By Peter Laird, MD
The renal transplant waiting list in the United States continues to increase exponentially while the available living and deceased donors stagnates behind this growing demand as seen in this graph from the US Department of Health and Human Services HRSA. News accounts of fathers and mothers giving kidneys to their children make headlines on a routine basis. The news of the so called "gift of life" from renal transplant supersedes any like acknowledgement of nocturnal home hemodialysis which has outcomes equal to cadaveric transplant. Yet, the march to procure even more kidneys is leading America down the path of ethical quagmires as the demand continues to expand the donor pools by ever loosening criteria. A little over a decade ago, the solution for many was the new expanded donor criteria (ECD) where donors previously excluded as "marginal" for HTN, age, diabetes, risk of infectious disease transmission and or malignancy as well as other criteria are now grouped into the ECD category. Most transplant centers now offer shorter waiting times for patients who will agree to the ECD criteria by an informed consent agreement.
Patients waiting for renal transplants faced with nearly ten years on the list now opt more frequently for expanded criteria donors making this the fastest growing segment of available renal donors. Another method of expanding the donor pool is a new criteria of death aside from the standard brain death criteria ushered in during the 1960's. In the 1990's, transplant centers began using donation by cardiac death (DCD) either by controlled DCD by withdrawing life sustaining care, or from uncontrolled emergency room cardiac deaths. Many ethicist have spoken out against this type of donation since the controlled donation by cardiac death occurs before brain death in some instances. Both ECD and DCD cadaveric transplants are increasing dramatically.
Expanded donor criteria may in the end prove more costly for several reasons. First, ECD grafts must undergo extensive testing to assure that they are free of infectious agents easily transmitted by transplant and other tests that add to the direct costs of each transplant. In addition, because ECD and DCD grafts fail to last as long as standard criteria donors (SCD), transplant patients can expect more complications and difficulties with a new organ adding not only to the burden of care, but also the burden of further pain and suffering that these failures bring about.
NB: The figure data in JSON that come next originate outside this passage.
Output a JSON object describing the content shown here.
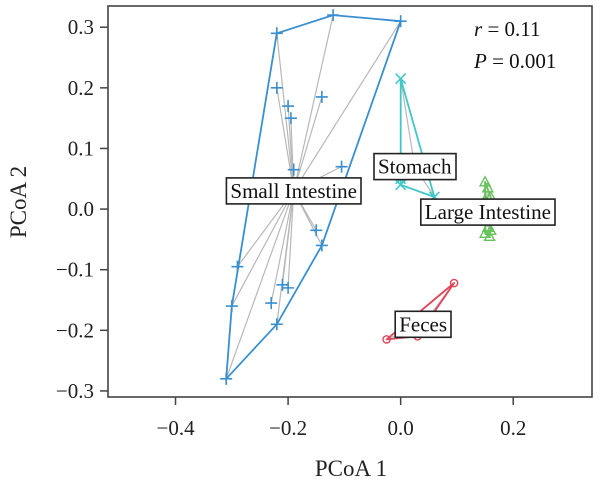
{
  "chart_data": {
    "type": "scatter",
    "title": "",
    "xlabel": "PCoA 1",
    "ylabel": "PCoA 2",
    "xlim": [
      -0.52,
      0.34
    ],
    "ylim": [
      -0.31,
      0.335
    ],
    "xticks": [
      -0.4,
      -0.2,
      0.0,
      0.2
    ],
    "xtick_labels": [
      "−0.4",
      "−0.2",
      "0.0",
      "0.2"
    ],
    "yticks": [
      0.3,
      0.2,
      0.1,
      0.0,
      -0.1,
      -0.2,
      -0.3
    ],
    "ytick_labels": [
      "0.3",
      "0.2",
      "0.1",
      "0.0",
      "−0.1",
      "−0.2",
      "−0.3"
    ],
    "grid": false,
    "stats": {
      "r_label": "r",
      "r_value": "= 0.11",
      "p_label": "P",
      "p_value": "= 0.001"
    },
    "groups": [
      {
        "name": "Small Intestine",
        "color": "#3a8fd1",
        "marker": "plus",
        "centroid": [
          -0.19,
          0.03
        ],
        "points": [
          [
            -0.12,
            0.32
          ],
          [
            0.0,
            0.31
          ],
          [
            -0.22,
            0.29
          ],
          [
            -0.22,
            0.2
          ],
          [
            -0.2,
            0.17
          ],
          [
            -0.195,
            0.15
          ],
          [
            -0.14,
            0.185
          ],
          [
            -0.105,
            0.07
          ],
          [
            -0.19,
            0.065
          ],
          [
            -0.15,
            -0.035
          ],
          [
            -0.14,
            -0.06
          ],
          [
            -0.29,
            -0.095
          ],
          [
            -0.2,
            -0.13
          ],
          [
            -0.21,
            -0.125
          ],
          [
            -0.23,
            -0.155
          ],
          [
            -0.3,
            -0.16
          ],
          [
            -0.22,
            -0.19
          ],
          [
            -0.31,
            -0.28
          ]
        ],
        "hull": [
          [
            -0.12,
            0.32
          ],
          [
            0.0,
            0.31
          ],
          [
            -0.14,
            -0.06
          ],
          [
            -0.22,
            -0.19
          ],
          [
            -0.31,
            -0.28
          ],
          [
            -0.3,
            -0.16
          ],
          [
            -0.22,
            0.29
          ]
        ]
      },
      {
        "name": "Stomach",
        "color": "#3fc7c9",
        "marker": "x",
        "centroid": [
          0.025,
          0.07
        ],
        "points": [
          [
            0.0,
            0.215
          ],
          [
            0.0,
            0.05
          ],
          [
            0.06,
            0.02
          ],
          [
            0.0,
            0.04
          ]
        ],
        "hull": [
          [
            0.0,
            0.215
          ],
          [
            0.06,
            0.02
          ],
          [
            0.0,
            0.04
          ]
        ]
      },
      {
        "name": "Large Intestine",
        "color": "#66c25a",
        "marker": "triangle",
        "centroid": [
          0.155,
          -0.005
        ],
        "points": [
          [
            0.15,
            0.045
          ],
          [
            0.155,
            0.035
          ],
          [
            0.16,
            0.02
          ],
          [
            0.15,
            0.015
          ],
          [
            0.155,
            0.005
          ],
          [
            0.16,
            -0.01
          ],
          [
            0.15,
            -0.02
          ],
          [
            0.155,
            -0.03
          ],
          [
            0.16,
            -0.035
          ],
          [
            0.15,
            -0.04
          ],
          [
            0.158,
            -0.045
          ]
        ],
        "hull": [
          [
            0.15,
            0.045
          ],
          [
            0.16,
            0.02
          ],
          [
            0.16,
            -0.035
          ],
          [
            0.158,
            -0.045
          ],
          [
            0.15,
            -0.04
          ],
          [
            0.15,
            0.015
          ]
        ]
      },
      {
        "name": "Feces",
        "color": "#e0455a",
        "marker": "circle",
        "centroid": [
          0.04,
          -0.19
        ],
        "points": [
          [
            0.095,
            -0.122
          ],
          [
            -0.025,
            -0.215
          ],
          [
            0.03,
            -0.21
          ]
        ],
        "hull": [
          [
            0.095,
            -0.122
          ],
          [
            -0.025,
            -0.215
          ],
          [
            0.03,
            -0.21
          ]
        ]
      }
    ]
  }
}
In my opinion, the most troublesome aspect of the expanded donor criteria is the inclusion of donors at high risk of transmissible agents including HIV and Hepatitis. Today, our testing cannot exclude all new cases of these viruses prior to the donor mounting an immune response to these agents which can take weeks in some cases. The feared transmission of HIV with this new criteria happened in 2007 leading many transplant surgeons to restrict the use of high infectious risk donors in their programs:
RECENT FINDINGS: HRD organs are discarded at a higher rate than non-HRDs, and many surgeons have decreased the use of HRDs in response to a recent widely publicized case of HIV and hepatitis C virus (HCV) transmission. Special informed consent use can mitigate legal risk and might increase provider comfort with HRD utilization. Nucleic acid testing (NAT) mitigates infectious risk by decreasing the window period, particularly for HCV in which the risk of undetected window period infection decreases by an order of magnitude. Estimated risk of undetected window period HIV infection varies by HRD behavior category (range 0.035-4.9 per 10,000 donors when NAT is used), HCV risk is higher (range 0.027-32.4 per 10.000).
SUMMARY: Given long waiting times and high wait list mortality, organs from HRDs can be used to expand the organ supply. Estimates of HRD infectious risk can be used to guide patient and provider decision making.
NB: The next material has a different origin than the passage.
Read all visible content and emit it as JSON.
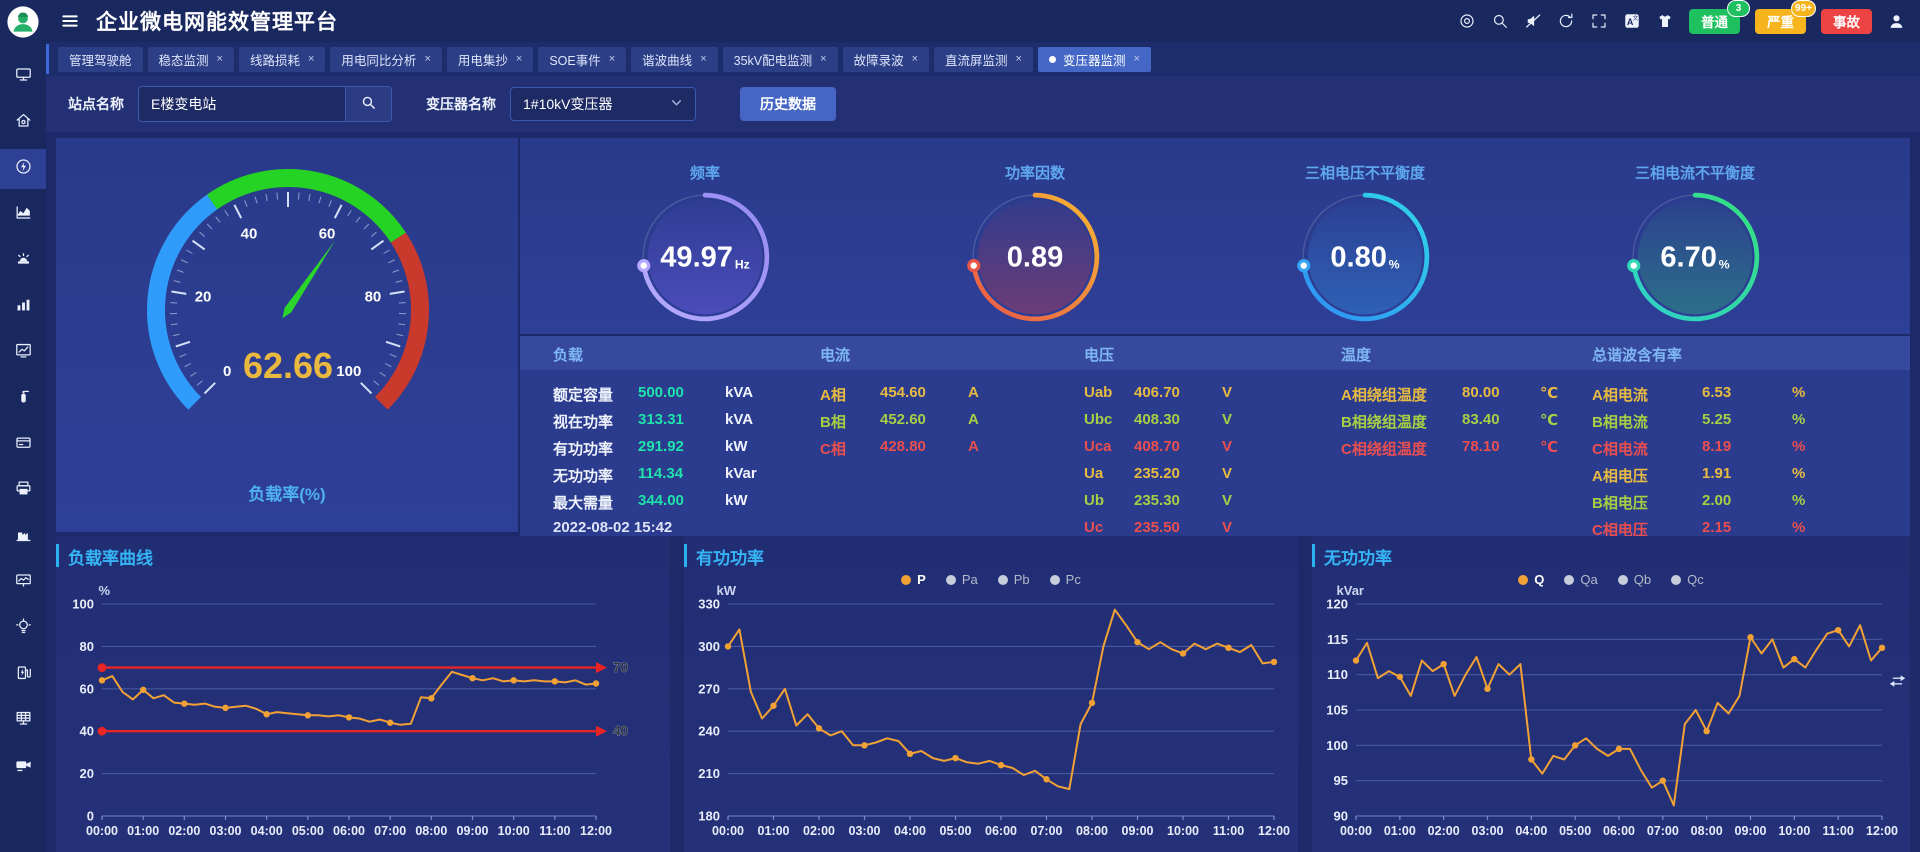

Patients need to know and understand well all of the terms used in transplant programs today what the meaning of ECD and high risk donors (HRD) who include IV drug users, hemophiliacs, prostitution history, high risk sexual activity, exposure to HIV and jail sentencing. The CDC considers all of these donors high risk and following testing in transplant recipients for HIV and Hepatitis is now standard transplant follow up. The tragedy of four patients hoping for the gift of life in 2007 to only find out a new fatal disease is part of their medical fight should make us stop and consider how far is too far to expand donor criteria. The even more tragic sense of this epic story is that few patients are counseled that nocturnal home hemodialysis has the same survival benefit as cadaveric transplant.
When seeking renal replacement treatment (RRT) options, the patient must realize that all treatment options are not equal especially when evaluating the use of extended donor criteria. The hope of "the gift of life" should not end tragically with a new disease added to their burden. For those that are willing to take these risks, then they must fully realize all of the criteria and all of the terms used. The "gift of life" may not be what it seems as time passes.
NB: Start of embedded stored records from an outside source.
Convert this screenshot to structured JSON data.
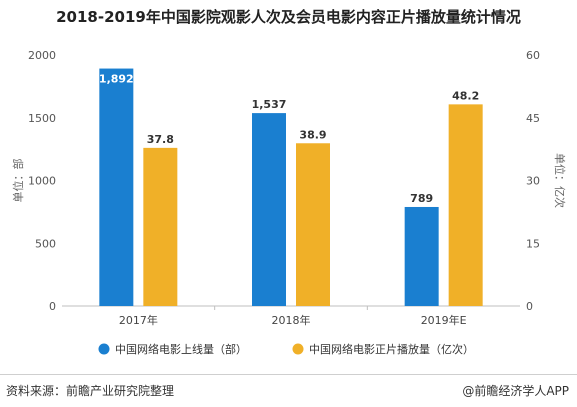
{
  "chart_data": {
    "type": "bar",
    "title": "2018-2019年中国影院观影人次及会员电影内容正片播放量统计情况",
    "categories": [
      "2017年",
      "2018年",
      "2019年E"
    ],
    "series": [
      {
        "name": "中国网络电影上线量（部）",
        "axis": "left",
        "color": "#1a7fd0",
        "values": [
          1892,
          1537,
          789
        ],
        "labels": [
          "1,892",
          "1,537",
          "789"
        ]
      },
      {
        "name": "中国网络电影正片播放量（亿次）",
        "axis": "right",
        "color": "#f0b028",
        "values": [
          37.8,
          38.9,
          48.2
        ],
        "labels": [
          "37.8",
          "38.9",
          "48.2"
        ]
      }
    ],
    "ylabel": "单位：部",
    "y2label": "单位：亿次",
    "ylim": [
      0,
      2000
    ],
    "y2lim": [
      0,
      60
    ],
    "yticks": [
      "0",
      "500",
      "1000",
      "1500",
      "2000"
    ],
    "y2ticks": [
      "0",
      "15",
      "30",
      "45",
      "60"
    ],
    "grid": false,
    "legend": "bottom"
  },
  "footer": {
    "source": "资料来源：前瞻产业研究院整理",
    "brand": "@前瞻经济学人APP"
  }
}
I believe that America needs to return to a more sensible realization that the supply of available kidneys will not keep up with the exponential increase in demand for kidneys. I believe that the real hope for the majority of ESRD patients in America will be an expansion of home dialysis options. So far, the dialysis industry has done little to expand the pool of available home dialysis patients or reduce costs. It is time for a paradigm shift and return to optimal standards for all RRT options including renal transplant lest history record that we have expanded the criteria too far.